Finnmarkgata fez Harry recordar-se da sua infância em Oppsal, deitado na
cama e a ouvir o trânsito. No Verão, quando estavam com o avô, no silêncio
de Åndalsnes, era a única coisa pela qual ansiava: o regresso ao zumbido
regular e soporífero dos carros, apenas interrompido por uma motorizada, um
tubo de escape ruidoso ou uma sirene da polícia ouvida à distância.
Alguém bateu na porta. Era Simon.
– Tess também gostaria que amanhã à noite lhe contasses uma história –
disse, ao entrar.
Harry contara-lhe que o canguru aprendera a saltar, e fora recompensado
com um abraço de boa noite por todos os seus filhos.
Os dois homens fumaram em silêncio. Harry apontou para a fotografia na
parede.
– Aquele é Raskol e o irmão? Stefan, o pai de Anna?
Simon encolheu os ombros, pouco interessado, e Harry percebeu que o
assunto era tabu.
– Na fotografia, parecem ser bons amigos – disse Harry.
– Eram como gémeos siameses.

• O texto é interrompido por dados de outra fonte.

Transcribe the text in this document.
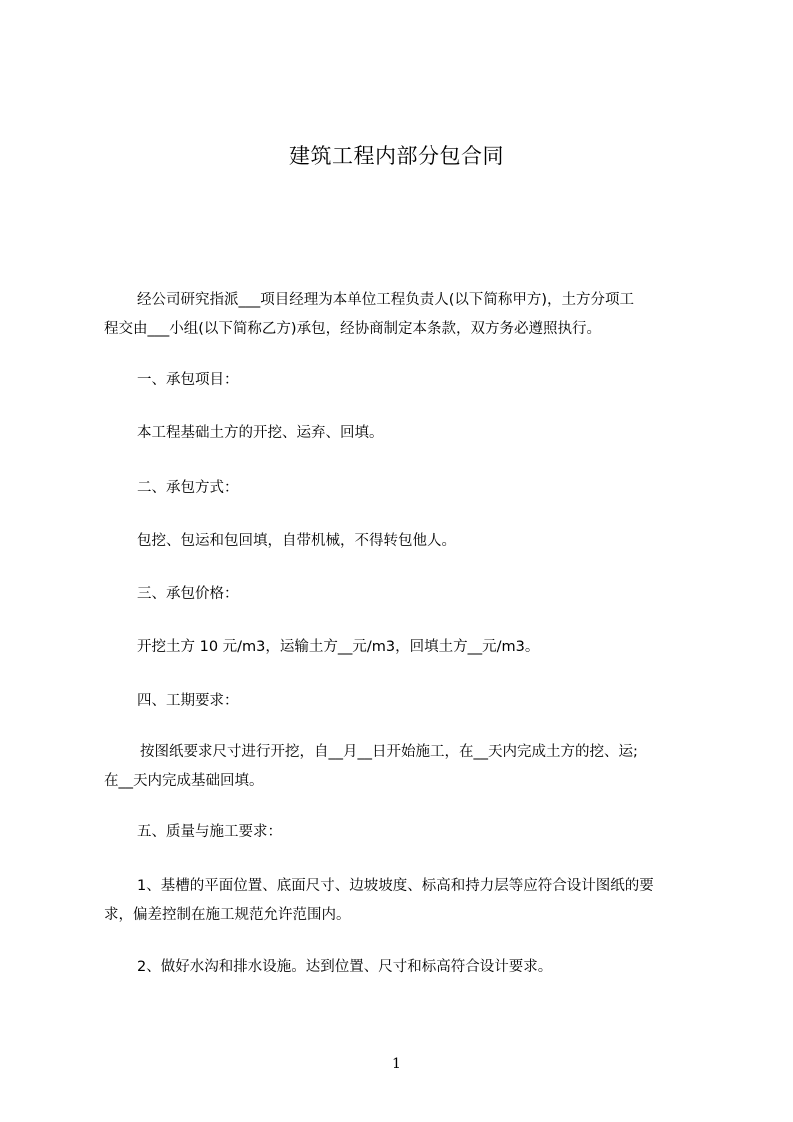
建筑工程内部分包合同
经公司研究指派___项目经理为本单位工程负责人(以下简称甲方)，土方分项工
程交由___小组(以下简称乙方)承包，经协商制定本条款，双方务必遵照执行。
一、承包项目：
本工程基础土方的开挖、运弃、回填。
二、承包方式：
包挖、包运和包回填，自带机械，不得转包他人。
三、承包价格：
开挖土方 10 元/m3，运输土方__元/m3，回填土方__元/m3。
四、工期要求：
按图纸要求尺寸进行开挖，自__月__日开始施工，在__天内完成土方的挖、运;
在__天内完成基础回填。
五、质量与施工要求：
1、基槽的平面位置、底面尺寸、边坡坡度、标高和持力层等应符合设计图纸的要
求，偏差控制在施工规范允许范围内。
2、做好水沟和排水设施。达到位置、尺寸和标高符合设计要求。
1
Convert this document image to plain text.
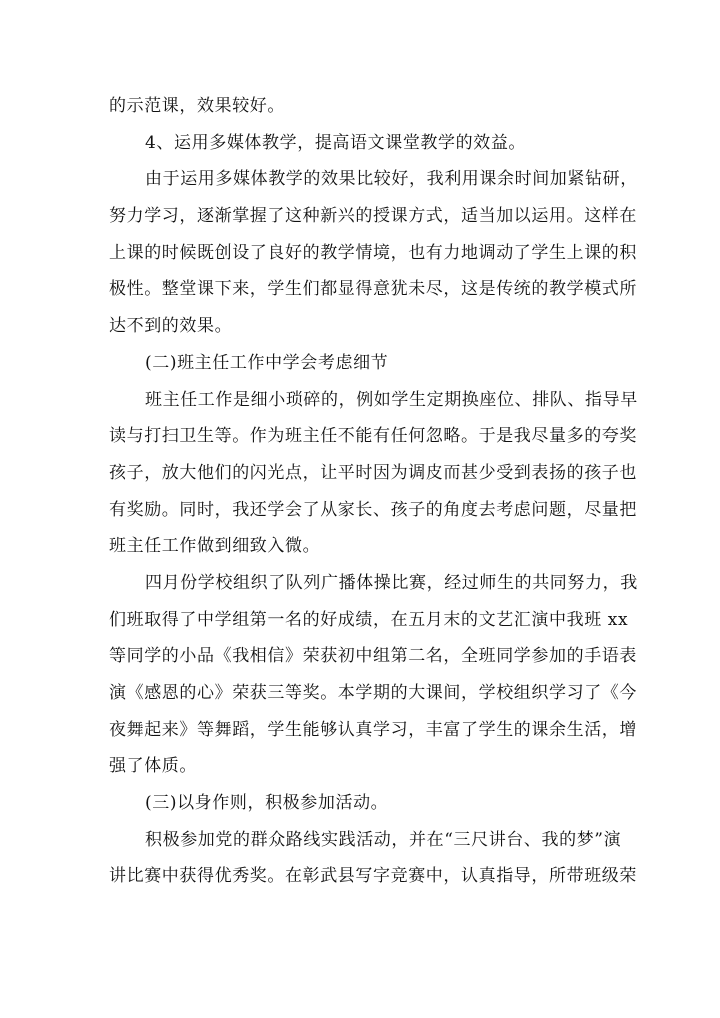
的示范课，效果较好。
4、运用多媒体教学，提高语文课堂教学的效益。
由于运用多媒体教学的效果比较好，我利用课余时间加紧钻研，
努力学习，逐渐掌握了这种新兴的授课方式，适当加以运用。这样在
上课的时候既创设了良好的教学情境，也有力地调动了学生上课的积
极性。整堂课下来，学生们都显得意犹未尽，这是传统的教学模式所
达不到的效果。
(二)班主任工作中学会考虑细节
班主任工作是细小琐碎的，例如学生定期换座位、排队、指导早
读与打扫卫生等。作为班主任不能有任何忽略。于是我尽量多的夸奖
孩子，放大他们的闪光点，让平时因为调皮而甚少受到表扬的孩子也
有奖励。同时，我还学会了从家长、孩子的角度去考虑问题，尽量把
班主任工作做到细致入微。
四月份学校组织了队列广播体操比赛，经过师生的共同努力，我
们班取得了中学组第一名的好成绩，在五月末的文艺汇演中我班 xx
等同学的小品《我相信》荣获初中组第二名，全班同学参加的手语表
演《感恩的心》荣获三等奖。本学期的大课间，学校组织学习了《今
夜舞起来》等舞蹈，学生能够认真学习，丰富了学生的课余生活，增
强了体质。
(三)以身作则，积极参加活动。
积极参加党的群众路线实践活动，并在“三尺讲台、我的梦”演
讲比赛中获得优秀奖。在彰武县写字竞赛中，认真指导，所带班级荣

Companheiros. Raskol cumpriu duas penas
de prisão por Stefan. – Simon riu-se. – Estou a ver que ficaste admirado, meu
amigo. É tradição. Não compreendes? É uma honra cumprir a sentença de um
pai ou de um irmão, percebes?
– A polícia não é da mesma opinião.
– Eles não conseguiam distinguir Raskol e Stefan um do outro. Irmãos
ciganos. Não é fácil para a polícia norueguesa. – Sorriu e ofereceu um cigarro
a Harry. – Em especial, quando usam máscaras.
Harry deu uma passa no cigarro e olhou para a escuridão.
– O que é que se meteu entre ambos?
– O que é que achas? – Simon escancarou os olhos numa expressão
dramática. – Uma mulher, é claro.
– Anna?
Simon não respondeu, mas Harry sabia que estava próximo.
– Foi por esse motivo que Stefan não quis voltar a saber de Anna? Porque
ela conhecera um gadjo?
Simon apagou o cigarro e levantou-se.